In one of the more peculiar moments of the Civil War, an entire battle came to a screeching halt so that everybody — Union and Confederate soldiers alike — could watch a fistfight. A Confederate soldier named John H. Worsham recounted the incident, which took place on May 5, 1864, on Saunders Field in Virginia during the Battle of the Wilderness, in his 1912 memoir One of Jackson’s Foot Cavalry. Worsham wrote that a small ditch ran down the center of the battlefield that was first used by Union soldiers to shelter them from enemy fire.
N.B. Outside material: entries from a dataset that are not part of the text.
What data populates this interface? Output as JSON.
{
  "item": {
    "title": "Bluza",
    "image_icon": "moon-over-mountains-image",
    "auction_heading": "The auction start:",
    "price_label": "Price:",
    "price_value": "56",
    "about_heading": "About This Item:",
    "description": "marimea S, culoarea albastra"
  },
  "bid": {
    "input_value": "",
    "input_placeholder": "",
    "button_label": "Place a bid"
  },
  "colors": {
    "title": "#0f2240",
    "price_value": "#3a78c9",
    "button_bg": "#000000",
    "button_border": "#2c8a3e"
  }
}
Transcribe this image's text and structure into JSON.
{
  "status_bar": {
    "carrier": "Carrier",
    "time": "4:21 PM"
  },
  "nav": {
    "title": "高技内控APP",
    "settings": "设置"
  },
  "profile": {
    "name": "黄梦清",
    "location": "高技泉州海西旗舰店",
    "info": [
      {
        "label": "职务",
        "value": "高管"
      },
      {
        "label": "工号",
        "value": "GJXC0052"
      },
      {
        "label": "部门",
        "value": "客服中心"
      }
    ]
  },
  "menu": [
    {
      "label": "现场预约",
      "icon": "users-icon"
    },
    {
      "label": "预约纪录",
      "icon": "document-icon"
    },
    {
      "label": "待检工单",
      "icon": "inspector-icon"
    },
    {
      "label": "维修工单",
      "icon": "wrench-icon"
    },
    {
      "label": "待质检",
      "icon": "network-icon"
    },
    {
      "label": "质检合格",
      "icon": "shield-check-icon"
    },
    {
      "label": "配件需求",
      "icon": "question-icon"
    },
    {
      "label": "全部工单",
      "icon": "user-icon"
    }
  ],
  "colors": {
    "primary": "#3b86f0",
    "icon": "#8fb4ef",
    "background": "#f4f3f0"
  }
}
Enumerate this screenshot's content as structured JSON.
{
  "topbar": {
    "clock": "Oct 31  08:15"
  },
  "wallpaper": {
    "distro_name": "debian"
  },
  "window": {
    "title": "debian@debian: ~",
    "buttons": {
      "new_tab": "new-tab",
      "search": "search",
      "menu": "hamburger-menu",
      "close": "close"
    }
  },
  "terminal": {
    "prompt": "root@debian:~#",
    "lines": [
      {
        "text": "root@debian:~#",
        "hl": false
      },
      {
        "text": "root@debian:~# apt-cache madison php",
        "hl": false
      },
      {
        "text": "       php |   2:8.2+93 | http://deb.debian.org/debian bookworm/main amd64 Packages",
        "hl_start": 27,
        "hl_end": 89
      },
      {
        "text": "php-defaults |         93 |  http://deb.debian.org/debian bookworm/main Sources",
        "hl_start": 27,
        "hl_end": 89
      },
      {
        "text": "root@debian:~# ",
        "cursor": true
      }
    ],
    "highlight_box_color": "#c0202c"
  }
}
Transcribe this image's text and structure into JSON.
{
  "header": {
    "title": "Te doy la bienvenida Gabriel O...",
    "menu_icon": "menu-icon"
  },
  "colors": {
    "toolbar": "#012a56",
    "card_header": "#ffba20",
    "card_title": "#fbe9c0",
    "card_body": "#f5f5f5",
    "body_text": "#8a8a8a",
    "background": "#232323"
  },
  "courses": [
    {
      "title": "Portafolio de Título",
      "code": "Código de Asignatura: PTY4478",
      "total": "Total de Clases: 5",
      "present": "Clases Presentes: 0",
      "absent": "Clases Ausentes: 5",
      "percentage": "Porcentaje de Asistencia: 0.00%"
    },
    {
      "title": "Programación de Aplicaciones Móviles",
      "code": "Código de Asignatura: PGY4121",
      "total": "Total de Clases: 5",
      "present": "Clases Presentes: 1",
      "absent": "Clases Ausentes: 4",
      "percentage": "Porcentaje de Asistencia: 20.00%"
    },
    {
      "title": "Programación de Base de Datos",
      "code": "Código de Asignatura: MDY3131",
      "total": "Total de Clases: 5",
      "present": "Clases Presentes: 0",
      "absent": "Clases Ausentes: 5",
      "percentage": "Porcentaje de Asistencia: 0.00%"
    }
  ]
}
When the soldiers vacated the ditch, one of them stayed behind. Soon after, a single Confederate soldier jumped into the ditch to find shelter — and it wasn’t long before the two soldiers noticed each other. 

After the men exchanged some words, they decided to have what Worshom called a “regular fist and skull fight,” in which the winner would take the loser prisoner. The soldiers took their duel to a road midway through the battle lines, and both sides stopped fighting and rushed closer to get a better view. Ultimately, at least according to Worsham, the Union soldier lost and let himself be taken prisoner — but bear in mind that the tale comes from a book of Confederate, not Union, war stories.